Encajada entre dos elefantes sentados sobre sus patas traseras vio la verja de entrada. Aparcó la moto junto a ella y desde allí se asomó al extenso jardín que rodeaba la casa. Volvió a observar la entrada. Sobre el lomo de uno de los elefantes, en el mismo tipo de letra que Tomás ya había visto en la firma del crucifijo, podía leerse: «MARCOS VITURRO. ARQUITECTO; ESCULTOR; ARTE RELIGIOSO».
Tardó en encontrar el timbre, que estaba incrustado en el ojo del elefante. Tuvo que pulsarlo tres veces antes de que, por fin, sonara un zumbido y la verja se abriera.
El sendero de gravilla que conducía a la casa discurría entre cipreses, palmeras, acacias en flor y una rica variedad de árboles y plantas exóticas que no supo reconocer. El jardín lo sorprendió, tanto por su extensión como por su encanto y belleza. Además, el radiante sol de primavera hacía aún más intenso el verde de las hojas e invitaba a demorarse. Se detuvo junto a un estanque con flores de loto. Un ejército invisible de pequeñas y asustadas ranas saltó al agua. Al otro lado, dentro de una gran pajarera, las aves exóticas revoloteaban formando un tiovivo de colores. Muchas ciudades pequeñas no disfrutaban de un jardín así. Continuó andando hacia la casa, bajo la mirada desdeñosa de un pavo que con real parsimonia desplegó ante él los cien ojos de su cola. Contempló fascinado al presumido animal, que sin duda tenía derecho a considerarse el monarca supremo de aquel territorio exótico, y este replegó la cola y continuó con sus asuntos, autorizándolo a pasar.

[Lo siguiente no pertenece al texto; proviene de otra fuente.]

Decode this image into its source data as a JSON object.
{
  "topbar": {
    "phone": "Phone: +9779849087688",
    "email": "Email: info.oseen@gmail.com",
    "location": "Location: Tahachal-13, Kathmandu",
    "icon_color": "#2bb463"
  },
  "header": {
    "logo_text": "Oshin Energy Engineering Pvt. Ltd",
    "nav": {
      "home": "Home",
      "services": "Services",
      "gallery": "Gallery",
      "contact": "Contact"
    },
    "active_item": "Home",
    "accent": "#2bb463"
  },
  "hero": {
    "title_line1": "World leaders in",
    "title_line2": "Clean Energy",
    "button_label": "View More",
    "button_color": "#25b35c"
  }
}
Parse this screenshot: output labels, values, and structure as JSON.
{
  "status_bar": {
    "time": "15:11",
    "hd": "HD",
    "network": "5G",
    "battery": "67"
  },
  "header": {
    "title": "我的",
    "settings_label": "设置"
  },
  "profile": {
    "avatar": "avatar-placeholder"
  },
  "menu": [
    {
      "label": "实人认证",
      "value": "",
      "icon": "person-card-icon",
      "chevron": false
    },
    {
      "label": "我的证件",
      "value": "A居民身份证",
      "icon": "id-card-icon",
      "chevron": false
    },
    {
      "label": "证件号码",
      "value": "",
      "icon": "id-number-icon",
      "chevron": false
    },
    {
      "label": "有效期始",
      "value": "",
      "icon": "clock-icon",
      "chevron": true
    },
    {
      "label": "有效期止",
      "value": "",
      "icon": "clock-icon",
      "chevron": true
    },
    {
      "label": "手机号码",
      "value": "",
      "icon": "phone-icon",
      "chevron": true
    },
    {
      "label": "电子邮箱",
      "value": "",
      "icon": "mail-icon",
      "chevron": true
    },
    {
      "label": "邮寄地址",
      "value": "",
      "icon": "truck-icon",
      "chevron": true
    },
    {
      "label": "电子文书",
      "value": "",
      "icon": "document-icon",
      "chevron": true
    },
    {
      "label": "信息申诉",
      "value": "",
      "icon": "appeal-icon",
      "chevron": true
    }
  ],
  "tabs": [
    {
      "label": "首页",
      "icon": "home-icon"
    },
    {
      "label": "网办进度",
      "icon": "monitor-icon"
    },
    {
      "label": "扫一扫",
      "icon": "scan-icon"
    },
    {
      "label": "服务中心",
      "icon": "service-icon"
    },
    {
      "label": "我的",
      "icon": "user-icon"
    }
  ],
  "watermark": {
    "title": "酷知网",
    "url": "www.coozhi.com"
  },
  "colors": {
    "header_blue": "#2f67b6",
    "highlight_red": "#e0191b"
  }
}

Tras caminar unas decenas de metros más por el sendero, atisbó por fin la casa tras las hojas de unos cipreses. El tono carmesí de la pintura, realzado por unos detalles en ladrillo esmaltado que resplandecían al sol, destacaba vivamente entre el follaje y le recordó la decoración de la capilla de San Lázaro. Sin embargo, cuando hubo dejado los árboles y salió a la explanada se quedó admirado, porque aquella casa no era realmente una casa cualquiera. Frente a él se erguía una coqueta villa francesa de finales del siglo XIX. La planta baja, que se elevaba un metro del suelo, aparecía recorrida por una galería cerrada con vidrieras multicolores, un añadido modernista al diseño original. Otra galería abierta, con barandilla de forja, rodeaba una primera planta de grandes ventanales y de la que surgía un techo abuhardillado y recubierto con pizarra. Encima de este, y a su derecha, se podía contemplar una torrecilla que remataba en un chapitel con mirador; y a sus pies, en la planta baja, unas ligeras columnas sosteniendo un porche abierto en forma de semicírculo. Exótico, sublime, realmente asombroso.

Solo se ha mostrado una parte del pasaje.